Symmetry of treatment up and down, and taxation only on realized net gains – like everything else that moves and gets taxed in this country – solves everything. It’s really quite simple. And it’s the only thing that’s even close to fair. And most of all, it is critical to fostering equity capital formation in Canada’s struggling technology sector. As significant side benefits, fair tax policy on options would, like RRSPs, even create a nice legacy of future tax revenues for the country as employee shares continue to grow in value and someday get sold, and simple taxation of net realized gains on sale of shares would result in a huge reduction in Income Tax Act complexity on all bases – CCPC, public, etc – and for CRA, employers and employees.
In the absence of this direct approach to taxing net realized gains, investors will see these tax policies and recognize that rather than options being the powerful motivational tool that they were intended to be, Canadian tax policy turns them into the Sword of Damocles over employees’ heads – most of whom are ill-equipped to understand the nuances of tax jargon and contingent liabilities.

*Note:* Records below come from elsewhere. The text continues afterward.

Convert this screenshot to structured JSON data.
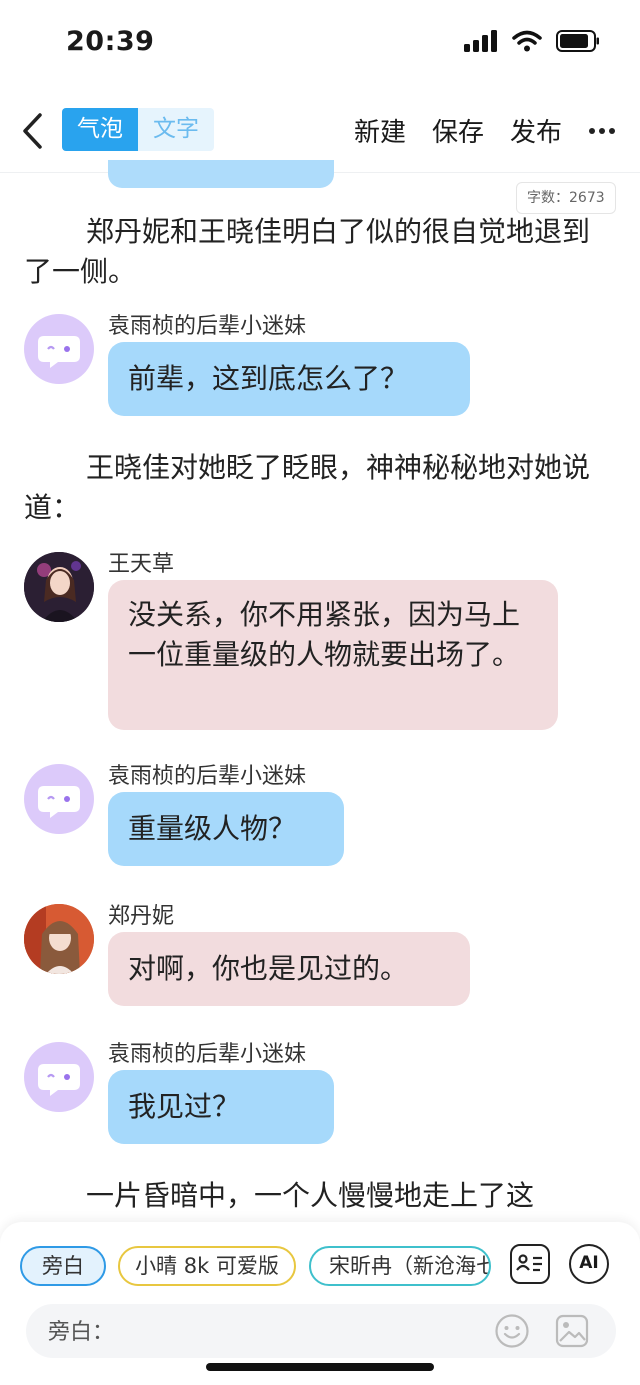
{
  "status_bar": {
    "time": "20:39"
  },
  "nav": {
    "segments": [
      "气泡",
      "文字"
    ],
    "actions": {
      "new": "新建",
      "save": "保存",
      "publish": "发布"
    }
  },
  "word_count": "字数：2673",
  "story": [
    {
      "type": "narration",
      "text": "郑丹妮和王晓佳明白了似的很自觉地退到了一侧。"
    },
    {
      "type": "message",
      "sender": "袁雨桢的后辈小迷妹",
      "text": "前辈，这到底怎么了？",
      "style": "blue"
    },
    {
      "type": "narration",
      "text": "王晓佳对她眨了眨眼，神神秘秘地对她说道："
    },
    {
      "type": "message",
      "sender": "王天草",
      "text": "没关系，你不用紧张，因为马上一位重量级的人物就要出场了。",
      "style": "pink"
    },
    {
      "type": "message",
      "sender": "袁雨桢的后辈小迷妹",
      "text": "重量级人物？",
      "style": "blue"
    },
    {
      "type": "message",
      "sender": "郑丹妮",
      "text": "对啊，你也是见过的。",
      "style": "pink"
    },
    {
      "type": "message",
      "sender": "袁雨桢的后辈小迷妹",
      "text": "我见过？",
      "style": "blue"
    },
    {
      "type": "narration",
      "text": "一片昏暗中，一个人慢慢地走上了这"
    }
  ],
  "composer": {
    "chips": [
      "旁白",
      "小晴 8k 可爱版",
      "宋昕冉（新沧海七"
    ],
    "ai_label": "AI",
    "input_label": "旁白："
  },
  "colors": {
    "accent": "#29a3ee",
    "bubble_blue": "#a6d9fb",
    "bubble_pink": "#f2dcde"
  }
}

All the employees want to do is own – and retain – a stake in their business, just the way the founders and investors get to do – until it is time to sell. Everyone is happy to pay their fair share of taxes – when they sell. But investors with a choice of investing in a properly motivated workforce South of the border, or a demoralized – and even terrorized – one North of the border, will choose accordingly.
Budget 2010 goes the other way, and enhances its pre-existing flawed option tax policies with a withholding tax sledgehammer.